Introduction Mutations in the LMNA gene, which encodes the nuclear intermediate filament proteins lamins A and C, lead to a number of premature ageing syndromes, including Hutchinson Gilford Progeria syndrome (HGPS) and Emery Dreifuss muscular dystrophy (EDMD) as well as dilated cardiomyopathy (DCM). Some causal mutations disrupt lamin A processing, resulting in the accumulation of the lamin A precursor, prelamin A, however it is not clear to what extent accumulated prelamin A contributes to DCM. Here we identify DCM patients with cardiomyocyte accumulation of prelamin A and explore the impact of prelamin A accumulation in vivo . Methods We generated a novel line of targeted transgenic mice that accumulate prelamin A specifically in cardiomyocytes (PLA Tg mice), by expressing an uncleavable form of prelamin A, driven by Cre expression from the myosin light chain 2 ventricular (MLC2v) promoter. Results Immunofluorescence staining of human DCM biopsies showed the presence of nuclear prelamin A in cardiomyocytes. PLA Tg mice were born without any obvious phenotype but manifested retarded growth by 3 weeks of age and succumbed to heart failure at ˜5 weeks.

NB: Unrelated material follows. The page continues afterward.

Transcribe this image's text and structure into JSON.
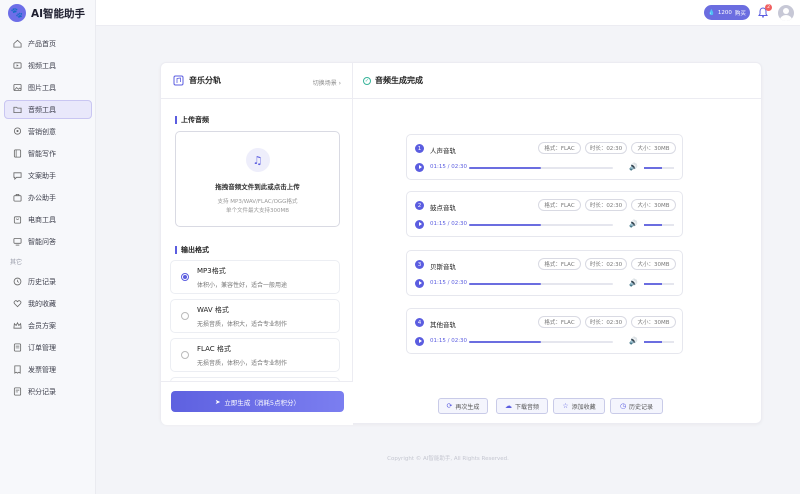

At 4 weeks, MRI showed a marked dilatation of the cardiac chambers and a decline in cardiac function in vivo . Ejection fraction (EF) was substantially depressed in PLA Tg micecompared with wildtype indicating DCM and heart failure. Cardiac histology showed marked cardiomyocyte disarray and profound fibrosis. Biochemical and microscopic analyses indicated disruption of the linkers of nucleoskeleton to cytoskeleton complex and perinuclear intermediate filament network and was supported by electron micrographs showing nuclear morphology defects. Myocardial infiltration of CD45 positive cells coincided with the expression of γ-H2AX, phosphorylated ATM and increased NF-κB signalling, which suggested an inflammatory response initiated by DNA damage. This may be related to the senescence associated secretory phenotype (SASP) as senescence associated β-galactosidase was also expressed in PLA Tg myocardium. Conclusion We have demonstrated prelamin A accumulation in the nuclei of human DCM biopsies and show that overexpression of prelamin A in a transgenic mouse model leads to an early decline in cardiac function and premature myocardial senescence.